A rotina “atípica” balançou a major quando ela teve Júlia, a filha que prefere ser diplomata a militar. “Quando ela nasceu, fiquei preocupada em como conciliar a carreira com a maternidade”. Por causa da criança, que tem na mãe uma referência e é extremamente carinhosa, ela recusou convites para participar de algumas missões no exterior.

Mas chegou a fazer parte, por seis meses, da Missão do Exército Brasileiro no Haiti, entre 2008 e 2009. A filha, que tinha quatro anos, ficou aos cuidados da mãe, a pensionista Nise Helena Nepomuceno, de 68 anos. “O apoio da minha mãe foi fundamental”, pede a major. “Tenho que homenageá-la.”

A experiência no Haiti foi a “mais enriquecedora” de sua vida. Ela mostra com orgulho o distintivo pregado na farda, mostrando que ela esteve lá – e foi uma das primeiras mulheres a chegar. “Aprendi muito com as dificuldades, a miséria alheia, passamos a dar mais valor à vida, ao conforto.” Ela serviu de intérprete da missão, participando de reuniões de planejamento entre os exércitos de mais de dez nacionalidades que atuavam no país. E teve que viver 24 horas por dia em um batalhão com 1.300 homens e apenas seis mulheres.

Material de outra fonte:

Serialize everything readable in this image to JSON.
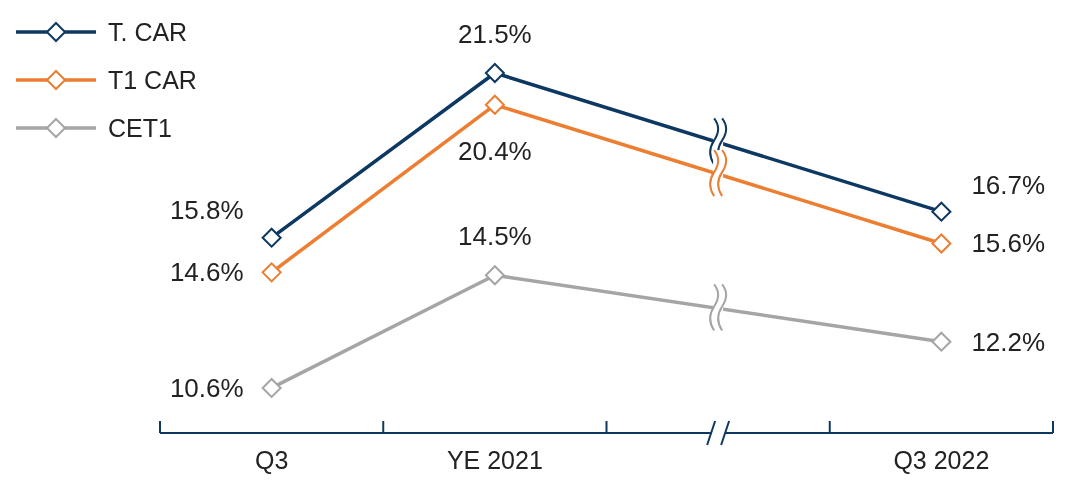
{
  "chart_data": {
    "type": "line",
    "categories": [
      "Q3",
      "YE 2021",
      null,
      "Q3 2022"
    ],
    "series": [
      {
        "name": "T. CAR",
        "color": "#0d3862",
        "values": [
          15.8,
          21.5,
          null,
          16.7
        ],
        "value_labels": [
          "15.8%",
          "21.5%",
          null,
          "16.7%"
        ]
      },
      {
        "name": "T1 CAR",
        "color": "#ed7d31",
        "values": [
          14.6,
          20.4,
          null,
          15.6
        ],
        "value_labels": [
          "14.6%",
          "20.4%",
          null,
          "15.6%"
        ]
      },
      {
        "name": "CET1",
        "color": "#a5a5a5",
        "values": [
          10.6,
          14.5,
          null,
          12.2
        ],
        "value_labels": [
          "10.6%",
          "14.5%",
          null,
          "12.2%"
        ]
      }
    ],
    "marker": "diamond",
    "line_style": "solid",
    "legend": "top left",
    "grid": false
  }
}
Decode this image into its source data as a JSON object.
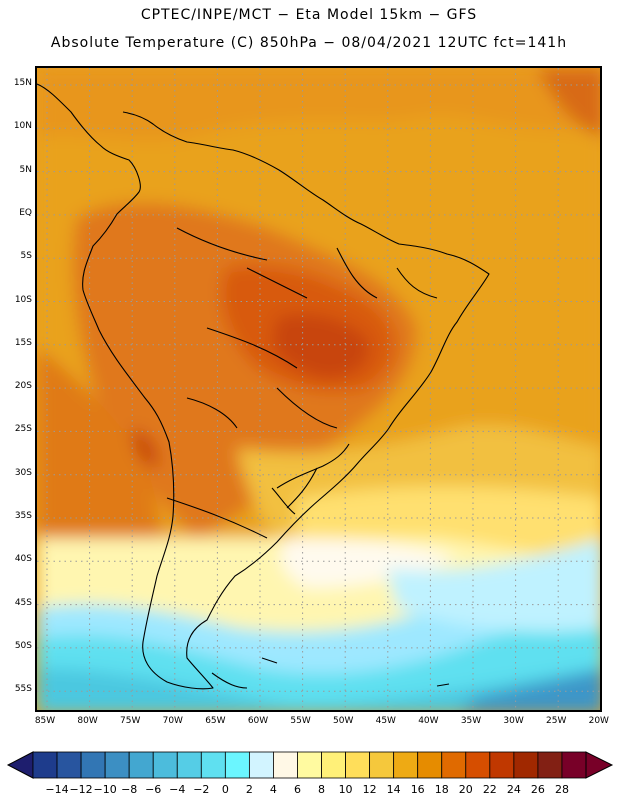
{
  "header": {
    "line1": "CPTEC/INPE/MCT −  Eta Model 15km − GFS",
    "line2": "Absolute Temperature (C) 850hPa − 08/04/2021 12UTC fct=141h"
  },
  "map": {
    "lat_labels": [
      "15N",
      "10N",
      "5N",
      "EQ",
      "5S",
      "10S",
      "15S",
      "20S",
      "25S",
      "30S",
      "35S",
      "40S",
      "45S",
      "50S",
      "55S"
    ],
    "lon_labels": [
      "85W",
      "80W",
      "75W",
      "70W",
      "65W",
      "60W",
      "55W",
      "50W",
      "45W",
      "40W",
      "35W",
      "30W",
      "25W",
      "20W"
    ]
  },
  "colorbar": {
    "labels": [
      "-14",
      "-12",
      "-10",
      "-8",
      "-6",
      "-4",
      "-2",
      "0",
      "2",
      "4",
      "6",
      "8",
      "10",
      "12",
      "14",
      "16",
      "18",
      "20",
      "22",
      "24",
      "26",
      "28"
    ],
    "colors": [
      "#1e3c8c",
      "#28559f",
      "#3276b4",
      "#3c8fc3",
      "#43a7d0",
      "#4cbcdc",
      "#55cde6",
      "#5fe0f0",
      "#6bf6ff",
      "#d2f4ff",
      "#fff8e6",
      "#fffaa0",
      "#fff078",
      "#ffde5a",
      "#f5c83c",
      "#eeaa14",
      "#e68c00",
      "#e06a00",
      "#d64e00",
      "#c03800",
      "#a02800",
      "#822014",
      "#780028"
    ],
    "end_low_color": "#1e1e6e",
    "end_high_color": "#780028"
  }
}
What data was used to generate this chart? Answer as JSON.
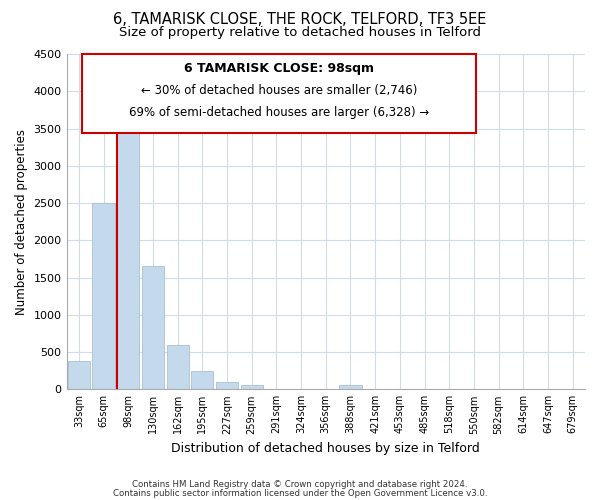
{
  "title": "6, TAMARISK CLOSE, THE ROCK, TELFORD, TF3 5EE",
  "subtitle": "Size of property relative to detached houses in Telford",
  "xlabel": "Distribution of detached houses by size in Telford",
  "ylabel": "Number of detached properties",
  "categories": [
    "33sqm",
    "65sqm",
    "98sqm",
    "130sqm",
    "162sqm",
    "195sqm",
    "227sqm",
    "259sqm",
    "291sqm",
    "324sqm",
    "356sqm",
    "388sqm",
    "421sqm",
    "453sqm",
    "485sqm",
    "518sqm",
    "550sqm",
    "582sqm",
    "614sqm",
    "647sqm",
    "679sqm"
  ],
  "values": [
    380,
    2500,
    3750,
    1650,
    600,
    240,
    100,
    60,
    0,
    0,
    0,
    60,
    0,
    0,
    0,
    0,
    0,
    0,
    0,
    0,
    0
  ],
  "bar_color": "#c5d9ed",
  "bar_edge_color": "#a0b8d0",
  "marker_line_color": "#cc0000",
  "marker_bar_index": 2,
  "ylim": [
    0,
    4500
  ],
  "yticks": [
    0,
    500,
    1000,
    1500,
    2000,
    2500,
    3000,
    3500,
    4000,
    4500
  ],
  "annotation_title": "6 TAMARISK CLOSE: 98sqm",
  "annotation_line1": "← 30% of detached houses are smaller (2,746)",
  "annotation_line2": "69% of semi-detached houses are larger (6,328) →",
  "footer1": "Contains HM Land Registry data © Crown copyright and database right 2024.",
  "footer2": "Contains public sector information licensed under the Open Government Licence v3.0.",
  "background_color": "#ffffff",
  "grid_color": "#d0dce8",
  "title_fontsize": 10.5,
  "subtitle_fontsize": 9.5,
  "ann_box_edgecolor": "#cc0000",
  "ann_fontsize_title": 9,
  "ann_fontsize_body": 8.5
}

Apesar de ser parte da minoria feminina nas Forças Armadas, a major diz que nunca sofreu assédio. “Fui apenas cortejada, com certa discrição”. Preconceito existe, diz ela, mas não é ostensivo. “Ficam mais inseguros quando estou no comando. Em alguns momentos eu precisei provar que sou capaz.” Talvez por isso ela seja campeã de tiro entre as mulheres, embora tenha optado por não ter arma de fogo.

‘Batom é moral da tropa feminina’
Como todo mundo, é obrigada a usar farda diariamente, faça frio ou calor. Em uma Belo Horizonte com sensação térmica beirando os 40ºC, ela deu entrevista com o coturno, a calça, camiseta e blusa de combate (de manga comprida, dobrada) em tecido camuflado e a boina, obrigatória em locais abertos. Quando dá aula, ainda precisa pôr um jaleco branco sobre a farda. O cabelo é sempre preso.

Mas também não abre mão da vaidade: lápis no olho, batom (“Não sobrevivo sem um batom”), esmalte rendinha e um brinco dourado, que “não pode passar do lóbulo da orelha”.

Os 68 quilos em 1,70 metro de altura são mantidos pelos exercícios diários: 60 abdominais, 25 flexões e corrida – 2,5 quilômetros têm que ser cumpridos em 12 minutos nos testes físicos rotineiros.

Foi assim, correndo entre as salas de aula e o trabalho militar, o divórcio e o cuidado com a filha, e entre uma missão importante no Haiti e preconceitos corriqueiros em Belo Horizonte, que Ana Mara chegou a sua promoção aos 42 anos, sua “conquista pessoal”.

A filha Júlia Helena, que entregou uma orquídea para a mãe na solenidade de entrega do distintivo, não esconde a expectativa: “Minha mãe também vai ser a primeira tenente-coronel mulher, daqui a pouco”, antevê.

Em mais cinco anos, a futura diplomata vai poder conferir a previsão.